Before Kullman's surprise retirement announcement, the billionaire fund manager was considering launching a second attempt to get representation on DuPont's board, people familiar with his thinking said on Tuesday.

"This goes a long way to inoculate the company from another proxy fight," said Damien Park, who works with companies facing pressure from activist shareholders as managing partner at Hedge Fund Solutions.

Representatives for Peltz's Trian Fund Management and DuPont declined to comment.

Feted with a standing ovation from shareholders in May when she prevented Peltz and three of his nominees from getting onto the DuPont board, Kullman, 59, presided over a 25 percent slide in the stock price in the intervening period, weakening her support among investors.

The 213-year old company, which makes Teflon and Kevlar, has appointed board member Edward Breen, a former CEO of Tyco, as interim chief executive and has hired a search firm to find a permanent replacement for Kullman.

Breen made six companies out of Tyco, a sprawling conglomerate beset by scandal and strategic flipflops, and several large shareholders in DuPont said he had a few months to ramp-up cost-cutting and reverse the stock price decline.

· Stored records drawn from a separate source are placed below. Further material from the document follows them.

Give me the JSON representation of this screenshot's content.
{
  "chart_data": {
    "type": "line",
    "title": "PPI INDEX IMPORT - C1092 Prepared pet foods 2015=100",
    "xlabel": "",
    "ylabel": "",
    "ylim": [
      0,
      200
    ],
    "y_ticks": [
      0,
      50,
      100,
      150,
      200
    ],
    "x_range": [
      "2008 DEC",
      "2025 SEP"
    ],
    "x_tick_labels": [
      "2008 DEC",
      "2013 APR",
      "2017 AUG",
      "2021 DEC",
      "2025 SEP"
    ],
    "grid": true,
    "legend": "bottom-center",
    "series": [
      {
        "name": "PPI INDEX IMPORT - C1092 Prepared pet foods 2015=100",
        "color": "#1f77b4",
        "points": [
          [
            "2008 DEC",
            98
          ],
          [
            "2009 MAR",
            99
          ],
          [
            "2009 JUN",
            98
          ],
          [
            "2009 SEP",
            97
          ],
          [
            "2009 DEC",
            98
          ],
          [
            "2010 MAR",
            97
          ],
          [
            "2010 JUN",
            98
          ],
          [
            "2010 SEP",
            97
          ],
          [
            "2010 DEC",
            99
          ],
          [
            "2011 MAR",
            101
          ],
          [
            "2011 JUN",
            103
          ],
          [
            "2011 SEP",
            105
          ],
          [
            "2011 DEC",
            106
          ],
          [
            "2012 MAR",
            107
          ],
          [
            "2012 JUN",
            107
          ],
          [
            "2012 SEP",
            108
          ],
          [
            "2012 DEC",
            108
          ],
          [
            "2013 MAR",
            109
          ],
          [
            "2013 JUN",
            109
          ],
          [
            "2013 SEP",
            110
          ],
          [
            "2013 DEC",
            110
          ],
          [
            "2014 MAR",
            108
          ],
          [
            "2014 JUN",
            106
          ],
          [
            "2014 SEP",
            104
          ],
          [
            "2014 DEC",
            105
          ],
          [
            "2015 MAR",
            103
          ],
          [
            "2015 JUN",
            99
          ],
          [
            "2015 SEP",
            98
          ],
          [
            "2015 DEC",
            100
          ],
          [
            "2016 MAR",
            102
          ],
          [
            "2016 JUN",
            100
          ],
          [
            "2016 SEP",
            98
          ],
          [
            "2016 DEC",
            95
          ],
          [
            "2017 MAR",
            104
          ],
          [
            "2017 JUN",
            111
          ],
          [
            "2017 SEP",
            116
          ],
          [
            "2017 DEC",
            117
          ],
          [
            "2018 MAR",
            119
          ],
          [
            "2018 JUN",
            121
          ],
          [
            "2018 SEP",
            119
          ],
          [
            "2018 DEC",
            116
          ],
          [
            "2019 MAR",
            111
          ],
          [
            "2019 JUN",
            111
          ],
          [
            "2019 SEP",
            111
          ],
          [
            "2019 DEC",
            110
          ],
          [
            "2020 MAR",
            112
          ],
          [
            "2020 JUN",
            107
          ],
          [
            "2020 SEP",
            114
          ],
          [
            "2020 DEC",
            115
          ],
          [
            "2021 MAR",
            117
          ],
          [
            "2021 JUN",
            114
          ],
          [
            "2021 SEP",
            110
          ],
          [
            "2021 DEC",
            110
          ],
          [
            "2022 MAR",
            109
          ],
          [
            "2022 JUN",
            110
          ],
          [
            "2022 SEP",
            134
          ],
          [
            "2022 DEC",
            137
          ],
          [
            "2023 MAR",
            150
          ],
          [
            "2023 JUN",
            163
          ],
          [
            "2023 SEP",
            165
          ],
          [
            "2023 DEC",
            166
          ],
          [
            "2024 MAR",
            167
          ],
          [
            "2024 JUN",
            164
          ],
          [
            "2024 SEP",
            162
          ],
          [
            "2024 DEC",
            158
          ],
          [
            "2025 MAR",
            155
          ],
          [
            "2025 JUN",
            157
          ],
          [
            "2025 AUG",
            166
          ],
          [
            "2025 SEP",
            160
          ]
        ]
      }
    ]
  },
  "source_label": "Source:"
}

One investor said Breen was the perfect candidate to do the type of work Peltz was pushing for, removing the need for another boardroom battle.

"My expectation is that he will be super aggressive on the cost cutting and that the idea of an integrated science company is out the window," said one large institutional investor. "This is long overdue."

Kullman had blamed much of the stock price drop on global markets including a rising dollar but some investors had already grown restless with her leadership, complaining that she was not fully executing on the changes she initiated.

The $8 billion Columbia Dividend Income Fund exited DuPont during the second quarter, complaining that "free cash flow has deteriorated."

The Alpine Equity Fund told investors that DuPont has "lagged for the period when investors were disappointed after its board won a proxy battle with an activist shareholder who aimed to split the company."

Breen set out immediately on a charm offensive by calling top investors and assuring them of his plans to improve productivity and improve capital allocation.

Kullman's announcement has boosted the stock price over 12 percent.

Peltz' Trian Fund had been nursing a small loss for the year through late September, largely caused by DuPont's decline, people who had seen his numbers said.

Now with the share price up again, that loss could go away, vindicating his bet.

"I tell clients that even if you win a proxy fight, activists aren't necessarily going to go away. You can win the battle but still lose the war," said Chris Young, head of takeover defense practice at Credit Suisse.